A contagion that has submerged the entire world into a whirlpool of violent suffering and death, Covid-19 has mercilessly revealed the fragility of human life, where keeping oneself alive is all that is left of life today.
Tracking, tracing, isolating, and socially responsible behavior are the only ways to combat the pandemic. Yet the highly contagious nature of the virus, a bane to the afflicted, is proving to be a boon to researchers. Clinical trials of vaccines are on the world over, India being a prominent player in this. The vaccine could well be available shortly, saving lives, livelihoods, and reiterating humanity’s faith in a return to a normal world.
None would have imagined that human civilization could be brought down to its knees by a tiny, invisible creature. Schools have been closed, travel plans have been shattered, and entire countries have been locked down for months on end. Children are glued to computers for online classes and office employees work from home. We are now acclimatized to an imprisoned lifestyle!

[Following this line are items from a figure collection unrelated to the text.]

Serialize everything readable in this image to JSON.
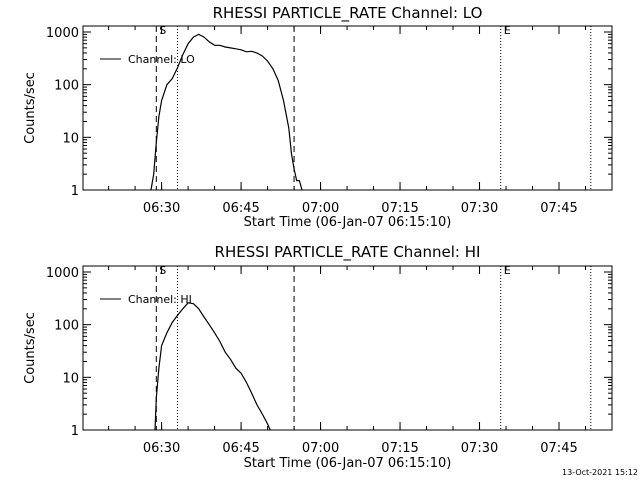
{
  "chart_data": [
    {
      "type": "line",
      "title": "RHESSI PARTICLE_RATE Channel: LO",
      "xlabel": "Start Time (06-Jan-07 06:15:10)",
      "ylabel": "Counts/sec",
      "yscale": "log",
      "ylim": [
        1,
        1000
      ],
      "xlim": [
        "06:15:10",
        "07:55:00"
      ],
      "x_ticks": [
        "06:30",
        "06:45",
        "07:00",
        "07:15",
        "07:30",
        "07:45"
      ],
      "y_ticks": [
        "1",
        "10",
        "100",
        "1000"
      ],
      "legend": {
        "placement": "top-left",
        "entries": [
          "Channel: LO"
        ]
      },
      "markers": [
        {
          "label": "S",
          "time": "06:29:00",
          "style": "dashed"
        },
        {
          "label": "",
          "time": "06:33:00",
          "style": "dotted"
        },
        {
          "label": "",
          "time": "06:55:00",
          "style": "dashed"
        },
        {
          "label": "E",
          "time": "07:34:00",
          "style": "dotted"
        },
        {
          "label": "",
          "time": "07:51:00",
          "style": "dotted"
        }
      ],
      "series": [
        {
          "name": "Channel: LO",
          "x": [
            "06:28:00",
            "06:28:30",
            "06:29:00",
            "06:29:30",
            "06:30:00",
            "06:30:30",
            "06:31:00",
            "06:32:00",
            "06:33:00",
            "06:34:00",
            "06:35:00",
            "06:36:00",
            "06:37:00",
            "06:38:00",
            "06:39:00",
            "06:40:00",
            "06:41:00",
            "06:42:00",
            "06:43:00",
            "06:44:00",
            "06:45:00",
            "06:46:00",
            "06:47:00",
            "06:48:00",
            "06:49:00",
            "06:50:00",
            "06:51:00",
            "06:52:00",
            "06:53:00",
            "06:54:00",
            "06:54:30",
            "06:55:00",
            "06:55:30",
            "06:56:00",
            "06:56:30"
          ],
          "y": [
            1,
            2,
            8,
            25,
            50,
            70,
            100,
            130,
            210,
            370,
            600,
            800,
            900,
            800,
            650,
            560,
            560,
            520,
            500,
            480,
            460,
            420,
            430,
            400,
            350,
            280,
            200,
            120,
            50,
            15,
            5,
            2.5,
            1.5,
            1.5,
            1
          ]
        }
      ]
    },
    {
      "type": "line",
      "title": "RHESSI PARTICLE_RATE Channel: HI",
      "xlabel": "Start Time (06-Jan-07 06:15:10)",
      "ylabel": "Counts/sec",
      "yscale": "log",
      "ylim": [
        1,
        1000
      ],
      "xlim": [
        "06:15:10",
        "07:55:00"
      ],
      "x_ticks": [
        "06:30",
        "06:45",
        "07:00",
        "07:15",
        "07:30",
        "07:45"
      ],
      "y_ticks": [
        "1",
        "10",
        "100",
        "1000"
      ],
      "legend": {
        "placement": "top-left",
        "entries": [
          "Channel: HI"
        ]
      },
      "markers": [
        {
          "label": "S",
          "time": "06:29:00",
          "style": "dashed"
        },
        {
          "label": "",
          "time": "06:33:00",
          "style": "dotted"
        },
        {
          "label": "",
          "time": "06:55:00",
          "style": "dashed"
        },
        {
          "label": "E",
          "time": "07:34:00",
          "style": "dotted"
        },
        {
          "label": "",
          "time": "07:51:00",
          "style": "dotted"
        }
      ],
      "series": [
        {
          "name": "Channel: HI",
          "x": [
            "06:28:45",
            "06:29:00",
            "06:29:30",
            "06:30:00",
            "06:31:00",
            "06:32:00",
            "06:33:00",
            "06:34:00",
            "06:35:00",
            "06:36:00",
            "06:37:00",
            "06:38:00",
            "06:39:00",
            "06:40:00",
            "06:41:00",
            "06:42:00",
            "06:43:00",
            "06:44:00",
            "06:45:00",
            "06:46:00",
            "06:47:00",
            "06:48:00",
            "06:49:00",
            "06:50:00",
            "06:50:30"
          ],
          "y": [
            1,
            4,
            15,
            40,
            70,
            110,
            150,
            200,
            260,
            250,
            200,
            140,
            100,
            70,
            48,
            30,
            22,
            15,
            12,
            8,
            5,
            3,
            2,
            1.3,
            1
          ]
        }
      ]
    }
  ],
  "timestamp": "13-Oct-2021 15:12"
}
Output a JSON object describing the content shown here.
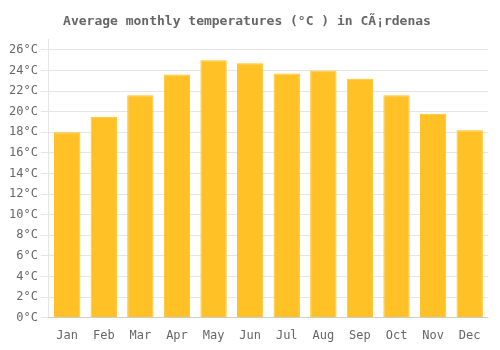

In the midst of this chaos, migrant labour and those living on meagre incomes, couldn’t cope with the changing times. Thus began a massive urban-rural exodus, making millions of people vulnerable to the virus. The life of every person on this planet has changed decisively. Disease and calamity are not new to humanity. But the corona virus is like none other in its highly infectious, rapid spread, and its resistance to yield to any combination of drugs.
Easy global connectivity helped the tiny bug to reach every corner of the world in a short while and create havoc in the lives of the most intelligent species on this planet.
The viral pneumonia outbreak which began in Wuhan, Hubei province, China, in December 2019, soon became a global pandemic with 11 million positive cases, and 0.5 million deaths as of July 5, 2020. It was identified as the severe acute respiratory syndrome coronavirus-2 (SARS-CoV-2) which causes the corona virus disease-2019 (COVID-19).
Currently, there are no vaccines in the market. Detection and isolation is the main approach adopted by many countries to control the outbreak, till such time as a vaccine or better therapeutic treatment is developed.
This is a highly challenging scenario in densely populated cities in India and other developing countries. For instance, Dharavi, in the heart of Mumbai, spans around 500 acres and has a population density of more than ten times the rest of the City. Dharavi is one of the biggest informal urban settlements in the world with an estimated one million people living in this small, confined zone. The prevailing pandemic in such densely populated zones could create havoc as the disease spreads further with the increasing infection rates.
An effective vaccine is the only solution to control the devastating pandemic.
Developing a vaccine is a tedious and multi-year procedure, with the product having to go through several safety tests to comply with regulations. Presently, the average time needed for creating traditional vaccines is over ten years. Scientists need to race against time to break this time barrier to provide some relief during these desperate times.
Today, an average person in a developing country receives around eight vaccines, while his/her counterpart in an industrialized country receives twelve. It is a common practice in developed countries to vaccinate for seasonal flu, which is not common in developing countries. Even during the swine flu outbreak in 2010, many poor nations did not have access to H1N1 vaccines.
Accessibility of vaccine for people across borders is critical to fight Covid-19.
Scientists are working on multiple platforms to develop a vaccine at the earliest. These include vaccines made up of DNA, RNA, recombinant vector, subunit, live attenuated and inactivated virus forms. As of June 29, 2020, there were seventeen candidate vaccines under clinical evaluation and 132 vaccines in preclinical evaluation stage (WHO, 2020).
In addition, there are several candidate vaccines in developmental stage. University of Oxford/Astrazeneca, CanSino Biological Inc., Beijing Institute of Biotechnology, Moderna/NIAID, Sinovac and Novavax are leading the race with phase 2 and phase 3 trials. Production of plant-based vaccine is currently on at Medicago Inc.
The race for a vaccine is intensifying and rich countries are investing heavily on developing it. This poses serious questions about the timely availability of the vaccine for protecting the lives of people in poor economies.
The costs involved in developing and testing vaccines is huge. It is impossible to cover such costs without having intellectual property rights. Several patents have already been filed which provides twenty years of exclusive rights of production and sale of the products for the inventors.
However, Johnson & Johnson, and AstraZeneca have pledged to make the vaccine available at no profit during the pandemic. WHO has advocated surrender of intellectual property rights so that pharmaceuticals can make data and technical knowledge available free.
Bharath Biotech, a leading vaccine maker in India, has developed Covaxin, India’s first vaccine candidate for Covid-19. The work is a result of collaboration with the Indian Council of Medical Research (ICMR) and the National Institute of Virology (NIV). The Drug Controller General of India and the union ministry of health & family welfare have approved Phase I & II human clinical trials.
India is a global leader in the supply of various pharmaceutical products including vaccines. It is the largest producer of vaccines in the world, with a capacity of three billion doses per annum for domestic use and for export.
Affordability of any health intervention is crucial considering the economic status of developing countries. In the race for a solution to the pandemic, India will play a major role in handling this enormous public health challenge.